Awa-shima markası hoşuma gitti gercekten fiyat performans oranİ iyi gibi duruyor. Kaliteli bir site ve kaliteli ürünler.
Awa-Shima beni gerçekten hiç üzmedi bugüne kadar, iğneleri olsun, misinaları olsun, fırdöndüleri olsun. Kamışı pek gelmiyordu, epeyce gelmiş, iki tane aldım, yarın itibariyle kullanmaya başlayacağım. Özellikle skycaster stage IV hayran bıraktı kendine. İki ayrı hassasiyette uç, iyi işçilik vs. Dün bahsettiğim gibi yeni florokarbon serisini de edindim. Haftaya ayrıntılı bir tatil raporu ile görüşlerimi belirtirim.
Mavrukaya iliştirilmiş köstek tabi ki çok avcıdır, ancak özellikle kıyıdan, dibi sıkıntılı yerlerde insanı üzer. Dip yapısı uygunsa verimlidir, katılıyorum. Tekneden çok kullanılıyor Ege'de... Benim bahsettiğim şey, köstek uzunluklarıyla ilgili idi.

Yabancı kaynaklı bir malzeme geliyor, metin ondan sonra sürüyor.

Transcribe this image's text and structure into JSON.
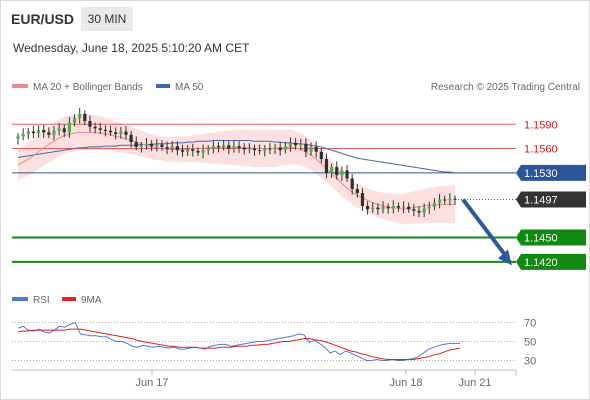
{
  "header": {
    "symbol": "EUR/USD",
    "timeframe": "30 MIN",
    "timestamp": "Wednesday, June 18, 2025 5:10:20 AM CET",
    "copyright": "Research © 2025 Trading Central"
  },
  "legend": {
    "ma20": "MA 20 + Bollinger Bands",
    "ma50": "MA 50",
    "rsi": "RSI",
    "ma9": "9MA"
  },
  "colors": {
    "bull": "#4caf50",
    "bear": "#2e2e2e",
    "ma20": "#e88a8a",
    "ma50": "#4466aa",
    "band": "#fbdada",
    "support": "#118811",
    "pivot": "#2a5599",
    "resistance": "#e86060",
    "arrow": "#2e5a9c",
    "rsi": "#5577cc",
    "rsi_ma": "#dd2222"
  },
  "chart_data": [
    {
      "type": "candlestick",
      "ylim": [
        1.14,
        1.162
      ],
      "x_labels": [
        "Jun 17",
        "Jun 18",
        "Jun 21"
      ],
      "levels": [
        {
          "value": 1.159,
          "label": "1.1590",
          "kind": "resistance"
        },
        {
          "value": 1.156,
          "label": "1.1560",
          "kind": "resistance"
        },
        {
          "value": 1.153,
          "label": "1.1530",
          "kind": "pivot"
        },
        {
          "value": 1.1497,
          "label": "1.1497",
          "kind": "last"
        },
        {
          "value": 1.145,
          "label": "1.1450",
          "kind": "support"
        },
        {
          "value": 1.142,
          "label": "1.1420",
          "kind": "support"
        }
      ],
      "close": [
        1.1575,
        1.1578,
        1.1581,
        1.1579,
        1.1583,
        1.158,
        1.1577,
        1.1582,
        1.1585,
        1.158,
        1.1592,
        1.1598,
        1.1603,
        1.1594,
        1.1587,
        1.1585,
        1.1583,
        1.1582,
        1.158,
        1.1578,
        1.1581,
        1.1577,
        1.1568,
        1.1562,
        1.1564,
        1.1566,
        1.1563,
        1.1565,
        1.1562,
        1.156,
        1.1563,
        1.1558,
        1.1556,
        1.1559,
        1.1557,
        1.1555,
        1.1558,
        1.156,
        1.1563,
        1.1562,
        1.1564,
        1.156,
        1.1563,
        1.1561,
        1.1559,
        1.156,
        1.1558,
        1.1557,
        1.156,
        1.1559,
        1.1561,
        1.1558,
        1.1563,
        1.1567,
        1.1564,
        1.1566,
        1.1556,
        1.1562,
        1.1556,
        1.1547,
        1.153,
        1.1537,
        1.1527,
        1.1533,
        1.1523,
        1.151,
        1.1505,
        1.1489,
        1.1485,
        1.1487,
        1.1485,
        1.1488,
        1.1486,
        1.1489,
        1.1487,
        1.1488,
        1.1485,
        1.1483,
        1.1481,
        1.1486,
        1.1488,
        1.1493,
        1.1497,
        1.1496,
        1.1498,
        1.1497
      ],
      "ma20": [
        1.154,
        1.1543,
        1.1547,
        1.1551,
        1.1556,
        1.1561,
        1.1565,
        1.1569,
        1.1573,
        1.1576,
        1.1578,
        1.1579,
        1.158,
        1.158,
        1.158,
        1.158,
        1.1579,
        1.1578,
        1.1577,
        1.1575,
        1.1574,
        1.1572,
        1.157,
        1.1568,
        1.1566,
        1.1564,
        1.1562,
        1.1561,
        1.156,
        1.1559,
        1.1559,
        1.1559,
        1.1559,
        1.1559,
        1.156,
        1.156,
        1.156,
        1.1561,
        1.1561,
        1.1561,
        1.1561,
        1.1561,
        1.1561,
        1.1561,
        1.1561,
        1.1561,
        1.156,
        1.156,
        1.156,
        1.156,
        1.156,
        1.1561,
        1.1561,
        1.1562,
        1.1561,
        1.1559,
        1.1556,
        1.1552,
        1.1547,
        1.1541,
        1.1535,
        1.1529,
        1.1523,
        1.1517,
        1.1511,
        1.1506,
        1.1502,
        1.1499,
        1.1496,
        1.1493,
        1.1491,
        1.1489,
        1.1488,
        1.1487,
        1.1486,
        1.1485,
        1.1486,
        1.1487,
        1.1488,
        1.1489,
        1.149,
        1.149,
        1.1491,
        1.1491,
        1.1491,
        1.1491
      ],
      "ma50": [
        1.1549,
        1.155,
        1.1551,
        1.1552,
        1.1553,
        1.1554,
        1.1555,
        1.1556,
        1.1557,
        1.1558,
        1.1559,
        1.156,
        1.1561,
        1.1561,
        1.1562,
        1.1562,
        1.1562,
        1.1563,
        1.1563,
        1.1563,
        1.1564,
        1.1564,
        1.1564,
        1.1564,
        1.1565,
        1.1565,
        1.1565,
        1.1566,
        1.1566,
        1.1566,
        1.1567,
        1.1567,
        1.1567,
        1.1568,
        1.1568,
        1.1569,
        1.1569,
        1.1569,
        1.157,
        1.157,
        1.157,
        1.157,
        1.157,
        1.157,
        1.157,
        1.157,
        1.1569,
        1.1569,
        1.1569,
        1.1569,
        1.1568,
        1.1568,
        1.1567,
        1.1567,
        1.1566,
        1.1566,
        1.1565,
        1.1564,
        1.1563,
        1.1562,
        1.156,
        1.1558,
        1.1556,
        1.1554,
        1.1552,
        1.155,
        1.1548,
        1.1547,
        1.1546,
        1.1545,
        1.1544,
        1.1543,
        1.1542,
        1.1541,
        1.154,
        1.1539,
        1.1538,
        1.1537,
        1.1536,
        1.1535,
        1.1534,
        1.1533,
        1.1532,
        1.1531,
        1.1531,
        1.153
      ]
    },
    {
      "type": "line",
      "ylim": [
        20,
        80
      ],
      "y_ticks": [
        70,
        50,
        30
      ],
      "series": [
        {
          "name": "RSI",
          "values": [
            64,
            66,
            62,
            61,
            63,
            60,
            59,
            62,
            66,
            65,
            68,
            70,
            58,
            57,
            56,
            56,
            55,
            55,
            52,
            50,
            50,
            48,
            45,
            44,
            46,
            45,
            44,
            45,
            44,
            43,
            44,
            42,
            42,
            43,
            44,
            43,
            42,
            45,
            46,
            47,
            47,
            45,
            46,
            47,
            48,
            49,
            50,
            50,
            51,
            52,
            53,
            54,
            55,
            56,
            58,
            57,
            49,
            51,
            48,
            44,
            38,
            40,
            36,
            40,
            38,
            35,
            33,
            30,
            30,
            31,
            30,
            30,
            31,
            30,
            30,
            31,
            32,
            34,
            38,
            42,
            44,
            46,
            47,
            48,
            48,
            48
          ]
        },
        {
          "name": "9MA",
          "values": [
            60,
            61,
            61,
            62,
            62,
            62,
            62,
            62,
            62,
            62,
            63,
            63,
            63,
            62,
            61,
            60,
            59,
            58,
            57,
            56,
            55,
            54,
            53,
            51,
            50,
            49,
            48,
            47,
            46,
            45,
            45,
            44,
            44,
            44,
            44,
            43,
            43,
            43,
            43,
            44,
            44,
            44,
            45,
            45,
            45,
            46,
            46,
            47,
            47,
            48,
            49,
            50,
            50,
            51,
            52,
            53,
            53,
            52,
            51,
            50,
            48,
            46,
            44,
            42,
            40,
            39,
            37,
            36,
            34,
            33,
            32,
            31,
            31,
            31,
            31,
            31,
            31,
            32,
            33,
            34,
            36,
            37,
            39,
            41,
            42,
            43
          ]
        }
      ]
    }
  ]
}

bir itirafta bulunayım mı?bugüne kadar tuttuğum bütün balıkları,eşkina,levrek mercan,çipura,karagöz,ispari vs...ben bu balıkların hepsini en ucuz 1 buçuk liralık poeşte satılan misinalara takılı 10 kuruşluk iğnelerle aldım.ve bu reklamlara heves bende ist. dan fc misina ve mustad ve crown marka iğne aldım.ama sonuç aynı.yani diyeceğim,yeni başlayanlaraa...

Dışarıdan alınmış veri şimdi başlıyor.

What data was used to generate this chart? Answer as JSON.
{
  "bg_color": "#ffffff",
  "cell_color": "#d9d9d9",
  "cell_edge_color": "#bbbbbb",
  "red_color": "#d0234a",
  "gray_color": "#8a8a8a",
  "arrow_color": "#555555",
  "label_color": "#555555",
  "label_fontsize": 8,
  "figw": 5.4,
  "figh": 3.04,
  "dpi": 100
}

Gerçi biraz geç olacak ama... Köstektense bedenin FC olması daha iyi netice verecektir. Ama ideal olan tümünün FC olmasıdır. Diğer yandan, evet, bildiğimiz misinalarla da balık tutuluyor. Ama FC misina yanınızdakilerin yok dediği yerde balık tutmayı becerebilmenizi sağlıyor. Birde FC misina 0.30'dan kalınsa, bilhassa iğneyi düğümlemeyin. Ya rapala düğümü filan atın, iğne boşta kalsın, kolay hareket etsin. İnce takım sadece görünmezlik yönünden değil, yemin hareketini kasmadığı, daha doğal ve ahenkli hareket etmesini sağladığı içinde daha avantajlı olur. Sert FC misinaya sımsıkı bağlı iğnede yem kazık gibi durur, cazip olmaz.